Thursday, March 22, 2007

The Easy Button

Spring everywhere. Even the smell of paper in Staples was fresher, like it was about to bloom back into trees. Riotous piles of multicolored paperclips like tulips. A boy stood in front of me, blocking my path.

“Mom? Where are you? Where are you?” He was apostrophizing a pile of index cards.

I had a heart-wrenching mindflash: me in a department store screaming, age 5 or 6, my mother just two or three sale racks away, but invisible, and there was no map of the world any more, no house or place, and I was lost like in my dreams, dreams in the jungle where I was supposed to hold on to my father and he got smaller and smaller and finally I dropped him because he was so tiny and there was nothing but green overgrowth and night. Spring takes me all over the place.
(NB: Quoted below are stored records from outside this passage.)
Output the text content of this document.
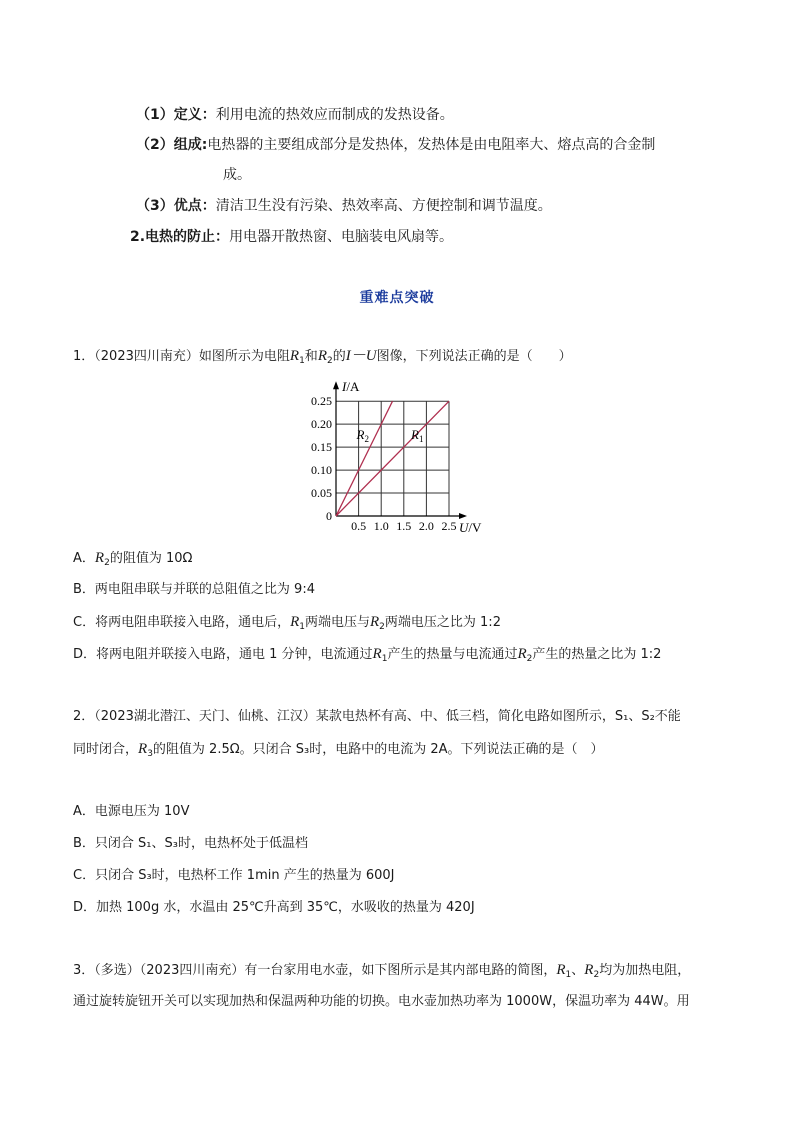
（1）定义：利用电流的热效应而制成的发热设备。
（2）组成:电热器的主要组成部分是发热体，发热体是由电阻率大、熔点高的合金制
成。
（3）优点：清洁卫生没有污染、热效率高、方便控制和调节温度。
2.电热的防止：用电器开散热窗、电脑装电风扇等。
重难点突破
1．（2023四川南充）如图所示为电阻$R_1$和$R_2$的I－U图像，下列说法正确的是（　　）
0.5 1.0 1.5 2.0 2.5
0.05
0.10
0.15
0.20
0.25
0
I/A
U/V
$R_2$	$R_1$
A．$R_2$的阻值为 10Ω
B．两电阻串联与并联的总阻值之比为 9:4
C．将两电阻串联接入电路，通电后，$R_1$两端电压与$R_2$两端电压之比为 1:2
D．将两电阻并联接入电路，通电 1 分钟，电流通过$R_1$产生的热量与电流通过$R_2$产生的热量之比为 1:2
2．（2023湖北潜江、天门、仙桃、江汉）某款电热杯有高、中、低三档，简化电路如图所示，S₁、S₂不能
同时闭合，$R_3$的阻值为 2.5Ω。只闭合 S₃时，电路中的电流为 2A。下列说法正确的是（　）
A．电源电压为 10V
B．只闭合 S₁、S₃时，电热杯处于低温档
C．只闭合 S₃时，电热杯工作 1min 产生的热量为 600J
D．加热 100g 水，水温由 25℃升高到 35℃，水吸收的热量为 420J
3．（多选）（2023四川南充）有一台家用电水壶，如下图所示是其内部电路的简图，$R_1$、$R_2$均为加热电阻，
通过旋转旋钮开关可以实现加热和保温两种功能的切换。电水壶加热功率为 1000W，保温功率为 44W。用
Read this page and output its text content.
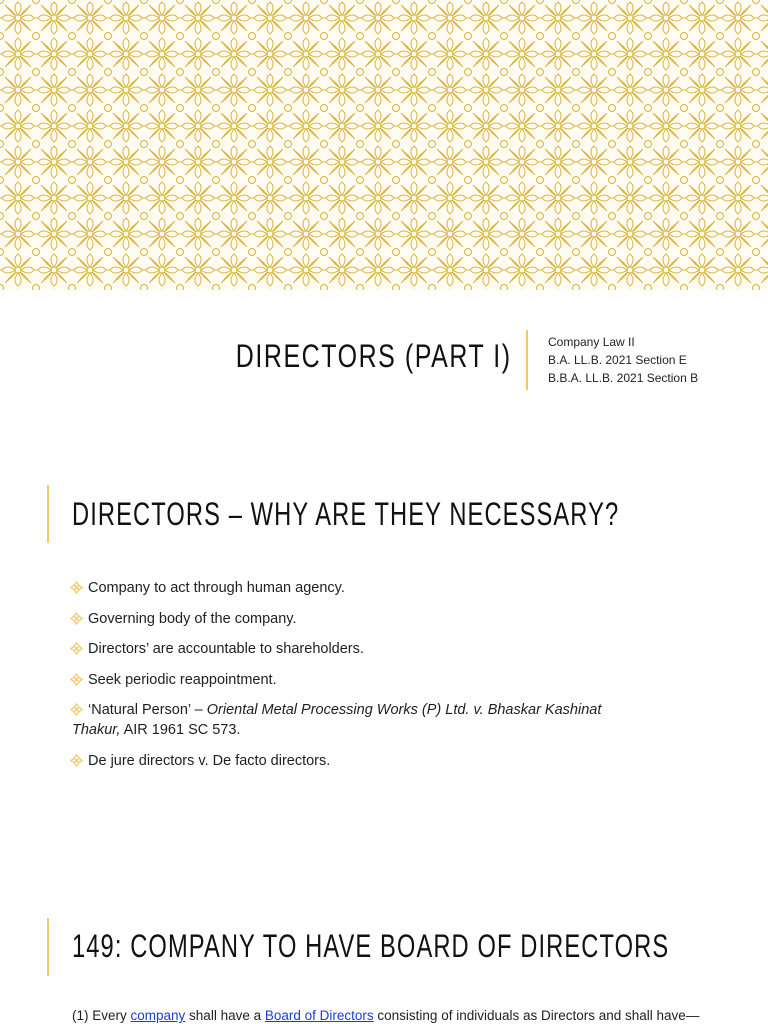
DIRECTORS (PART I)	Company Law II
B.A. LL.B. 2021 Section E
B.B.A. LL.B. 2021 Section B
DIRECTORS – WHY ARE THEY NECESSARY?
Company to act through human agency.
Governing body of the company.
Directors’ are accountable to shareholders.
Seek periodic reappointment.
‘Natural Person’ – Oriental Metal Processing Works (P) Ltd. v. Bhaskar Kashinat
Thakur, AIR 1961 SC 573.
De jure directors v. De facto directors.
149: COMPANY TO HAVE BOARD OF DIRECTORS
(1) Every company shall have a Board of Directors consisting of individuals as Directors and shall have—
The boy tried again, nervously: “Mom? Where are you?”

A New Yorker’s curt twangy voice from the next aisle: “I’m here, Matt, I’m here.”

There was a pause. “I don’t know where here is,” he replied.

I was now next to him; I could see, as it were, the whites of his eyes. I shouldn’t have said anything, I really shouldn’t have, but his response seemed very beautiful. “Join the club,” I said. Just then, the mother came into view from around a bin of binders. She heard my comment, saw me address her child: she was not pleased.

2 comments:

Anonymous said...

I had a similar experience when I was about 4. I remember the terror at not knowing how to get back to the only safe and familiar thing in Sears.

I can't help but wonder when being suspicious rather than trusting became the default setting. It's worrying only because it leads nowhere good. Suddenly the film Bubble Boy is in my head. Craziness.

Lane Savant said...

Once, while I was volunteering at Soundbridge (Seattle Symphony's music discovery center) A boy paniced and ran out into the street because his mother was in the bathroom. I chased him to the end of the block and told hom that his mother was in still in the building Seattle Symphony now threatens me with arrest if I so much as walk on thier side of the street.
When I was 3 or 4 I got lost in the woods next to the house. Mom mysteriously showed up, probably because I was crying at the top of my lungs. I was about 15 feet from the edge of the "forest.